Before setting up The Wholefood Hub, Nikki worked as a pharmacist, and was lecturing in change management and pharmacy practice for 4th year pharmacy students. Her heart didn’t align with the conventional medical paradym, more the path of helping people take charge of their own health. Her passion lies in showing people the way to real health through real food.
Nikki’s personal wholefood journey began when she was starting her family in 2009. More recently she had a personal health scare which consolidated her thoughts and set her on her new path. She now has 3 kids, all under 5, she runs her wholefood business AND she also does the hard yards which means practicing what she preaches by running a wholefood kitchen for her family. She has only recently given up her university lecturing position. I think I might be able to give her a few tips on the slow living front!

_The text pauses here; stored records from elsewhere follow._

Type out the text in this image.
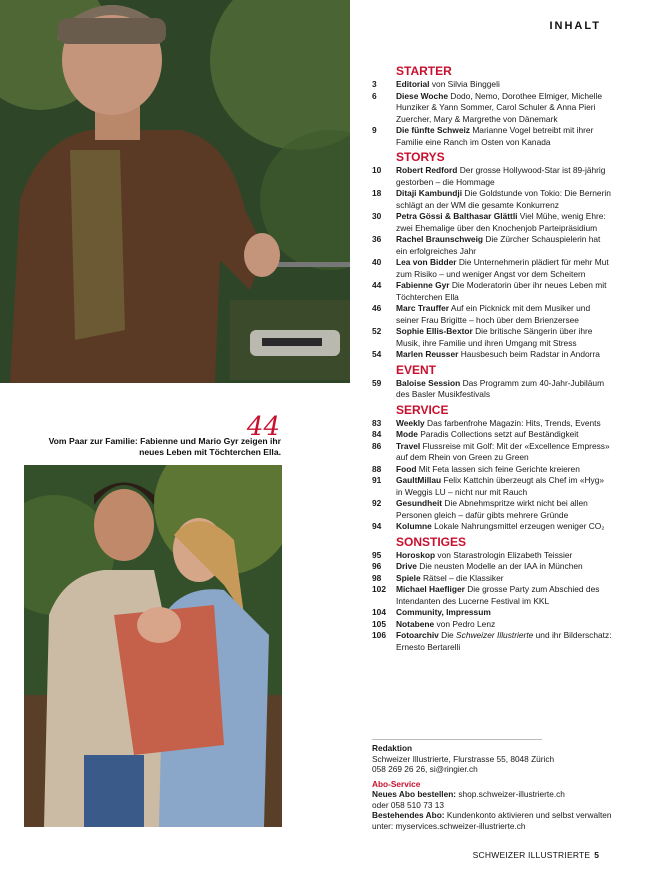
44
Vom Paar zur Familie: Fabienne und Mario Gyr zeigen ihr neues Leben mit Töchterchen Ella.
INHALT
STARTER
3	Editorial von Silvia Binggeli
6	Diese Woche Dodo, Nemo, Dorothee Elmiger, Michelle Hunziker & Yann Sommer, Carol Schuler & Anna Pieri Zuercher, Mary & Margrethe von Dänemark
9	Die fünfte Schweiz Marianne Vogel betreibt mit ihrer Familie eine Ranch im Osten von Kanada
STORYS
10	Robert Redford Der grosse Hollywood-Star ist 89-jährig gestorben – die Hommage
18	Ditaji Kambundji Die Goldstunde von Tokio: Die Bernerin schlägt an der WM die gesamte Konkurrenz
30	Petra Gössi & Balthasar Glättli Viel Mühe, wenig Ehre: zwei Ehemalige über den Knochenjob Parteipräsidium
36	Rachel Braunschweig Die Zürcher Schauspielerin hat ein erfolgreiches Jahr
40	Lea von Bidder Die Unternehmerin plädiert für mehr Mut zum Risiko – und weniger Angst vor dem Scheitern
44	Fabienne Gyr Die Moderatorin über ihr neues Leben mit Töchterchen Ella
46	Marc Trauffer Auf ein Picknick mit dem Musiker und seiner Frau Brigitte – hoch über dem Brienzersee
52	Sophie Ellis-Bextor Die britische Sängerin über ihre Musik, ihre Familie und ihren Umgang mit Stress
54	Marlen Reusser Hausbesuch beim Radstar in Andorra
EVENT
59	Baloise Session Das Programm zum 40-Jahr-Jubiläum des Basler Musikfestivals
SERVICE
83	Weekly Das farbenfrohe Magazin: Hits, Trends, Events
84	Mode Paradis Collections setzt auf Beständigkeit
86	Travel Flussreise mit Golf: Mit der «Excellence Empress» auf dem Rhein von Green zu Green
88	Food Mit Feta lassen sich feine Gerichte kreieren
91	GaultMillau Felix Kattchin überzeugt als Chef im «Hyg» in Weggis LU – nicht nur mit Rauch
92	Gesundheit Die Abnehmspritze wirkt nicht bei allen Personen gleich – dafür gibts mehrere Gründe
94	Kolumne Lokale Nahrungsmittel erzeugen weniger CO₂
SONSTIGES
95	Horoskop von Starastrologin Elizabeth Teissier
96	Drive Die neusten Modelle an der IAA in München
98	Spiele Rätsel – die Klassiker
102	Michael Haefliger Die grosse Party zum Abschied des Intendanten des Lucerne Festival im KKL
104	Community, Impressum
105	Notabene von Pedro Lenz
106	Fotoarchiv Die Schweizer Illustrierte und ihr Bilderschatz: Ernesto Bertarelli
Redaktion
Schweizer Illustrierte, Flurstrasse 55, 8048 Zürich
058 269 26 26, si@ringier.ch
Abo-Service
Neues Abo bestellen: shop.schweizer-illustrierte.ch
oder 058 510 73 13
Bestehendes Abo: Kundenkonto aktivieren und selbst verwalten unter: myservices.schweizer-illustrierte.ch
SCHWEIZER ILLUSTRIERTE 5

The reality of the online store was born of a dream to motivate, coach and nurture people through their wholefood journeys. Nikki wants to create a community around her business, a concept which links perfectly with the real food movement. She provides simple access to organic and conventional wholefood staples, and a huge range of grocery items and products to help with responsible food consumption and environmental sustainability. She makes useful community links available, posts fantastic recipes on her blog, and also runs classes and coaching. I’m not sure that Woolworths and Coles could match Nikki’s business model if they tried.